Whether or not this has you rushing for the nearest notebook, there's a general attitude here that's well worth cultivating – a healthy scepticism toward the part of your brain that's so enthusiastic about controlling how things unfold. You just do the pages, and something else does the rest. 

 

The psychotherapist Sheldon Kopp once wrote that his job, metaphorically speaking, was to stand at the open door of his consulting room as a new patient rushed toward him, eager to fling himself into Kopp's arms, to have his problems solved – and then to stand aside, so the patient would crash onto the welcome mat, and then be obliged to pick himself up by drawing on internal resources he hadn't known he possessed. The patient had a whole plan for sorting his life out, and for co-opting Kopp into the scheme. But what he really needed was to have that plan forcibly put on hold. 

 

Morning Pages is another tactic for getting out of your own way like this – a ritual, in a deep sense of that word, because what's key is the observance, not harnessing that observance for some particular outcome.
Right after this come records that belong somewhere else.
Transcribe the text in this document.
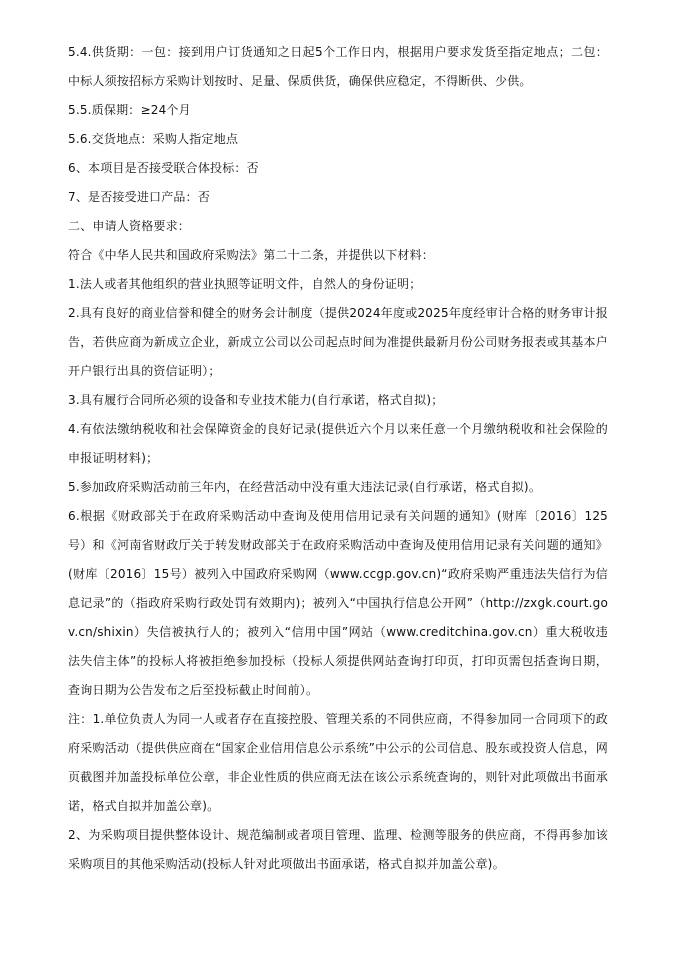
5.4.供货期：一包：接到用户订货通知之日起5个工作日内，根据用户要求发货至指定地点；二包：中标人须按招标方采购计划按时、足量、保质供货，确保供应稳定，不得断供、少供。

5.5.质保期：≥24个月

5.6.交货地点：采购人指定地点

6、本项目是否接受联合体投标：否

7、是否接受进口产品：否

二、申请人资格要求：

符合《中华人民共和国政府采购法》第二十二条，并提供以下材料：

1.法人或者其他组织的营业执照等证明文件，自然人的身份证明；

2.具有良好的商业信誉和健全的财务会计制度（提供2024年度或2025年度经审计合格的财务审计报告，若供应商为新成立企业，新成立公司以公司起点时间为准提供最新月份公司财务报表或其基本户开户银行出具的资信证明）；

3.具有履行合同所必须的设备和专业技术能力(自行承诺，格式自拟)；

4.有依法缴纳税收和社会保障资金的良好记录(提供近六个月以来任意一个月缴纳税收和社会保险的申报证明材料)；

5.参加政府采购活动前三年内，在经营活动中没有重大违法记录(自行承诺，格式自拟)。

6.根据《财政部关于在政府采购活动中查询及使用信用记录有关问题的通知》(财库〔2016〕125号）和《河南省财政厅关于转发财政部关于在政府采购活动中查询及使用信用记录有关问题的通知》(财库〔2016〕15号）被列入中国政府采购网（www.ccgp.gov.cn)“政府采购严重违法失信行为信息记录”的（指政府采购行政处罚有效期内)；被列入“中国执行信息公开网”（http://zxgk.court.gov.cn/shixin）失信被执行人的；被列入“信用中国”网站（www.creditchina.gov.cn）重大税收违法失信主体”的投标人将被拒绝参加投标（投标人须提供网站查询打印页，打印页需包括查询日期，查询日期为公告发布之后至投标截止时间前）。

注：1.单位负责人为同一人或者存在直接控股、管理关系的不同供应商，不得参加同一合同项下的政府采购活动（提供供应商在“国家企业信用信息公示系统”中公示的公司信息、股东或投资人信息，网页截图并加盖投标单位公章，非企业性质的供应商无法在该公示系统查询的，则针对此项做出书面承诺，格式自拟并加盖公章)。

2、为采购项目提供整体设计、规范编制或者项目管理、监理、检测等服务的供应商，不得再参加该采购项目的其他采购活动(投标人针对此项做出书面承诺，格式自拟并加盖公章)。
Everyone should have one or two such rituals, if you ask me, to help unclench one's agitated grip on the world and to encounter reality as it is.

 

But in hinting that Morning Pages might improve your life, I've already said too much: now there's a risk you'll try them in order to achieve that goal. Whereas their real value seems to come from putting that whole control-focused, goal-achieving mental machine to one side for a bit. So ultimately I don't think I can say, by means of a persuasive intellectual argument, why you ought to try Morning Pages. Perhaps a bit confusingly, though, that's part of the reason you should.